Le jour suivant, Ilias accompagne la secrétaire de son père. Ensemble, ils règlent ce qui doit être réglé, prévoient tout pour le lendemain. Mais ils ne mettent pas mis les pieds dans le petit appartement. Il sera vidé et vendu par des professionnels.

Au soir, Ilias retrouve Darius au salon de pompes funèbres. Pendant plusieurs heures, ils accueillent les condoléances de gens qui, pour la plupart, n'ont jamais rencontré son grand-père.
Vers 23 h, enfin, Oleander débarque. En plein jet lag, mais maquillée et coiffée comme si elle sortait de sa loge sur le plateau d'un de ses films à gros budget. Elle enlace son fils et embrasse son mari. Ilias n'a même pas le temps de verser quelques larmes sur son épaule qu'elle est partie se coucher. Exténuée par le voyage.

De toute façon, essaie-t-il de se consoler plus tard, allongé dans son propre lit, il n'aurait jamais osé se montrer si vulnérable face à son paternel. Darius exècre les faibles et ne supporte pas l'idée que son fils puisse en faire partie.


Quand il se réveille, le lendemain matin, il est très tôt. La cérémonie a lieu en dehors de Londres.
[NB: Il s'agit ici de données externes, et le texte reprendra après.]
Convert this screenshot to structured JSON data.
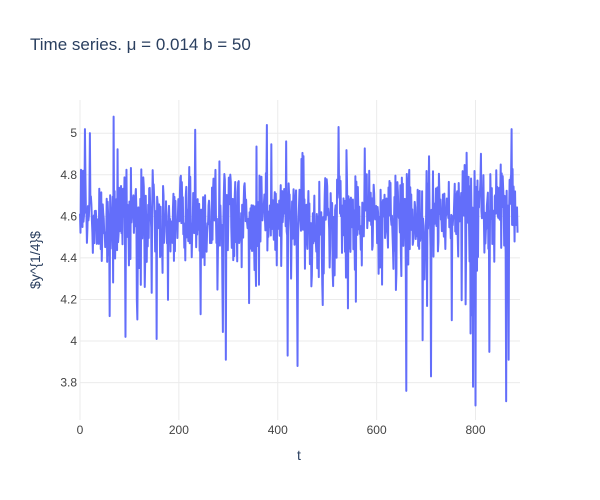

Dans une église située à un jet de pierre de la somptueuse salle de réception que Miss Kent, la secrétaire de son père a louée pour le brunch. Ilias n'a qu'à s'imaginer face à tous ces inconnus, une assiette de petits fours à la main, pour ressentir les protestations aiguës de son estomac. La main sur la bouche, il court jusqu'à la salle de bain qui jouxte sa chambre. La porte claque dans son dos et il a juste le temps de la verrouiller avant de tomber à genoux devant la cuvette. Les yeux débordant de larmes et le nez de morve, il ne remet que de la bile. Son ventre est vide, de toute façon. Il n'a rien su avaler depuis deux jours.
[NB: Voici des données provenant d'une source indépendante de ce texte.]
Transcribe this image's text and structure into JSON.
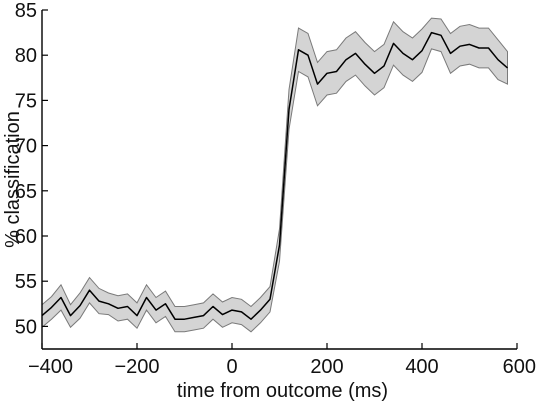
{
  "chart_data": {
    "type": "line",
    "title": "",
    "xlabel": "time from outcome (ms)",
    "ylabel": "% classification",
    "xlim": [
      -400,
      600
    ],
    "ylim": [
      47.5,
      85
    ],
    "x_ticks": [
      -400,
      -200,
      0,
      200,
      400,
      600
    ],
    "y_ticks": [
      50,
      55,
      60,
      65,
      70,
      75,
      80,
      85
    ],
    "x_tick_labels": [
      "−400",
      "−200",
      "0",
      "200",
      "400",
      "600"
    ],
    "y_tick_labels": [
      "50",
      "55",
      "60",
      "65",
      "70",
      "75",
      "80",
      "85"
    ],
    "grid": false,
    "legend": "none",
    "colors": {
      "mean": "#000000",
      "band_fill": "#d4d4d4",
      "band_edge": "#7a7a7a"
    },
    "x": [
      -400,
      -380,
      -360,
      -340,
      -320,
      -300,
      -280,
      -260,
      -240,
      -220,
      -200,
      -180,
      -160,
      -140,
      -120,
      -100,
      -80,
      -60,
      -40,
      -20,
      0,
      20,
      40,
      60,
      80,
      100,
      120,
      140,
      160,
      180,
      200,
      220,
      240,
      260,
      280,
      300,
      320,
      340,
      360,
      380,
      400,
      420,
      440,
      460,
      480,
      500,
      520,
      540,
      560,
      580
    ],
    "series": [
      {
        "values": [
          51.2,
          52.1,
          53.2,
          51.2,
          52.3,
          54.0,
          52.8,
          52.5,
          52.0,
          52.2,
          51.2,
          53.2,
          51.8,
          52.5,
          50.8,
          50.8,
          51.0,
          51.2,
          52.2,
          51.3,
          51.8,
          51.6,
          50.8,
          51.8,
          53.0,
          59.0,
          74.0,
          80.6,
          80.0,
          76.8,
          78.0,
          78.2,
          79.5,
          80.2,
          79.0,
          78.0,
          78.8,
          81.3,
          80.2,
          79.5,
          80.5,
          82.5,
          82.2,
          80.2,
          81.0,
          81.2,
          80.8,
          80.8,
          79.5,
          78.6
        ],
        "upper": [
          52.4,
          53.3,
          54.6,
          52.4,
          53.7,
          55.4,
          54.2,
          53.7,
          53.4,
          53.6,
          52.6,
          54.6,
          53.2,
          53.9,
          52.2,
          52.2,
          52.4,
          52.6,
          53.6,
          52.7,
          53.2,
          53.0,
          52.2,
          53.2,
          54.4,
          60.8,
          76.2,
          83.0,
          82.4,
          79.2,
          80.4,
          80.6,
          81.9,
          82.6,
          81.4,
          80.4,
          81.2,
          83.7,
          82.6,
          81.9,
          82.9,
          84.1,
          84.0,
          82.4,
          83.2,
          83.4,
          83.0,
          83.0,
          81.7,
          80.4
        ]
      }
    ],
    "band_lower": [
      49.9,
      50.8,
      51.8,
      49.9,
      50.9,
      52.6,
      51.4,
      51.3,
      50.6,
      50.8,
      49.8,
      51.8,
      50.4,
      51.1,
      49.4,
      49.4,
      49.6,
      49.8,
      50.8,
      49.9,
      50.4,
      50.2,
      49.4,
      50.4,
      51.6,
      57.2,
      71.8,
      78.2,
      77.6,
      74.4,
      75.6,
      75.8,
      77.1,
      77.8,
      76.6,
      75.6,
      76.4,
      78.9,
      77.8,
      77.1,
      78.1,
      80.7,
      80.4,
      78.0,
      78.8,
      79.0,
      78.6,
      78.6,
      77.3,
      76.8
    ]
  }
}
Il lui faut trois fois plus de temps que d'habitude pour se préparer. En grande partie parce qu'il ne cesse de s'asperger le visage d'eau glacée dans l'espoir de voir son nez et ses joues reprendre une teinte normale. Il sait qu'il ne peut rien contre ses yeux injectés de sang, mais il est hors de question qu'il se présente devant son père avec le nez d'un clown.
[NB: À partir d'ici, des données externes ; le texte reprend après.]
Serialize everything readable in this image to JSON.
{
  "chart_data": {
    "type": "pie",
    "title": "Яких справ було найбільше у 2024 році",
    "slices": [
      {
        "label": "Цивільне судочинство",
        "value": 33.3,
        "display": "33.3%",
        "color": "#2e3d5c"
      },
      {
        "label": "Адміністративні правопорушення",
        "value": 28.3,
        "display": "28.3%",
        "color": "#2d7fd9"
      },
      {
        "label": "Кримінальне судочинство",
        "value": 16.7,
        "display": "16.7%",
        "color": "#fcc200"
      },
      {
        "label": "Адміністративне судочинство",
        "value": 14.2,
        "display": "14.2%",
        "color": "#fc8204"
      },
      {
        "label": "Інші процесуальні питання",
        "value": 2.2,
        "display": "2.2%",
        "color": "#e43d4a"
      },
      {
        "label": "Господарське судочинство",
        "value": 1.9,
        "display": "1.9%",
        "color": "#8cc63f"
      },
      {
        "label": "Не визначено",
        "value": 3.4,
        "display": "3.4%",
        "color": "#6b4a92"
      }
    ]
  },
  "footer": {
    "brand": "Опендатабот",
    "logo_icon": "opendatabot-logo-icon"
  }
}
En repassant par sa chambre avant de rejoindre ses parents dans la cuisine, Ilias s'assure de vider les poches de son uniforme qu'il a laissé sur la chaise de son bureau. Il a bien spécifié à la dernière femme de ménage qu'il ne voulait pas qu'elle touche à sa chambre, mais avec les mouvements de personnel incessants, il n'est pas certain que ce soit bien celle-là qui va venir aujourd'hui.

Dans la poche de son blazer, il trouve un billet de vingt livres qu'il jette sans y prêter attention dans le tiroir de sa table de nuit. Mais dans celle de son pantalon, il pioche deux objets qui n'ont rien à y faire.

Le premier est ce collier stupide qu'il a volé à Anthéa. Un collier qui était bien plus beau avant qu'il ne le prenne en main. On aurait un peu dit un crinoïde avec ses espèces de plumes multicolores. Mais maintenant, il a juste l'air d'une bille ridicule. Il doit y avoir un mécanisme pour l'activer quelque part. Le tout est de trouver où. Sauf qu'il n'a pas trop eu le temps de chercher ces deux derniers jours.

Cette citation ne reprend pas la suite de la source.